Detroit based artist Pat Perry recently completed a mural titled “City Of Poets” and workshops with kids from both Syrian refugee and Kurdish communities in Sulaymaniyah, a city in the Kurdish part of Iraq. This project was implemented by Samantha Robison of aptART in collaboration with UNHCR.
Since this was Pat’s first trip to the Middle East, I was curious to know what he expected leaving the United States for Iraq, what his experience was like painting in Iraq, and what he did learn leaving Iraq for the United States.
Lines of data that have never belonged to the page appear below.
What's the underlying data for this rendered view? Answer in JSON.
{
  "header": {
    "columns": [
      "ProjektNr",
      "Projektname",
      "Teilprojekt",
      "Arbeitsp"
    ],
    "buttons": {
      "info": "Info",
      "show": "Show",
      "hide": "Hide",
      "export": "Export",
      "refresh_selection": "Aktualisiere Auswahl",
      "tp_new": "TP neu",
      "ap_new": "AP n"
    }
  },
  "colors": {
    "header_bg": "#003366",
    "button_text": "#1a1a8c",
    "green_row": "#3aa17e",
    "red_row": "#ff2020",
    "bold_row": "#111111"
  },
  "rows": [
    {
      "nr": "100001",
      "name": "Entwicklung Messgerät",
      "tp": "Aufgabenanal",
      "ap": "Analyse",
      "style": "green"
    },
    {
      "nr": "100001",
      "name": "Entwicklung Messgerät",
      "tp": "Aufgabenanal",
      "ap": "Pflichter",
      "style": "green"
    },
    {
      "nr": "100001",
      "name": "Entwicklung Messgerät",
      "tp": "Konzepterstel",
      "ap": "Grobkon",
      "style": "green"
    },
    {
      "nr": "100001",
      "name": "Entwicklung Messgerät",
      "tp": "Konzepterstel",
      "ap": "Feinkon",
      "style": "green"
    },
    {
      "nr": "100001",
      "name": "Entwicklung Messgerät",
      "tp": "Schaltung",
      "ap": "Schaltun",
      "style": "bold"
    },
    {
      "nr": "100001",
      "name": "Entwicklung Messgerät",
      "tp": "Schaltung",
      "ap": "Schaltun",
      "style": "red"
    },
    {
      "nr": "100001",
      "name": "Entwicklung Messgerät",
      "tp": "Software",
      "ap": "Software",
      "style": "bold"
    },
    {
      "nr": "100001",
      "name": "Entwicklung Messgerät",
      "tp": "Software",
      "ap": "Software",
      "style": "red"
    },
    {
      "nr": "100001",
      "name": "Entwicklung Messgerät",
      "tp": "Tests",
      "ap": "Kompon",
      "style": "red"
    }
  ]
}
Below is his answer:
Unsurprisingly, there are striking differences between being in America, one of the richest (albeit unequal) countries in the world, and abruptly landing in Iraq; a developing country with sharp intervals of instability and conflict.
What I didn’t anticipate would leave such a strong impression though, was how life and the pursuit of it is so the same; people with daily routines, driving cars from home from work, construction rental companies, ice cream stores, teenagers taking selfies, general disillusionment with elected leaders, swimming and camping by flowery rivers, regular ways we try to enjoy life and relish in it together. To stand there breathing, witnessing people who are so much more the same to you than different, is what really makes it overwhelmingly powerful to go back to the beginning, and try to come to terms with what is different; why folks that deserve the world you got, got the world that they got, scattered with joyful moments but also trauma we cannot really imagine carrying.
It was a sobering reminder of what the no-bullshit consequences are when diplomacy fails, and when leaders are the spore of world views that precipitate intolerance, conflict, and eventually extremism.
Besides the big complexities; I’ll try to illustrate a couple more particular details. First, in Sulaymaniyah, shopkeepers leave things outside when they close up, and sometimes cover their storefront with a curtain rather than locking away their things, which I presume is because they’re putting their trust in each other in a way that’s foreign to me. Secondly, folks in Kurdistan were so constantly kind in a disproportionate way to what I was able to offer them by being there. Witnessing those kind of expressions was humbling to say the least. It’s left me with a lot to think about as I sit here at home writing you on this warm summer day in Michigan.
Anyways, feeling grateful I was able to find a way to have a bit of first-hand experience, and looking forward to going back to the Middle East in the future.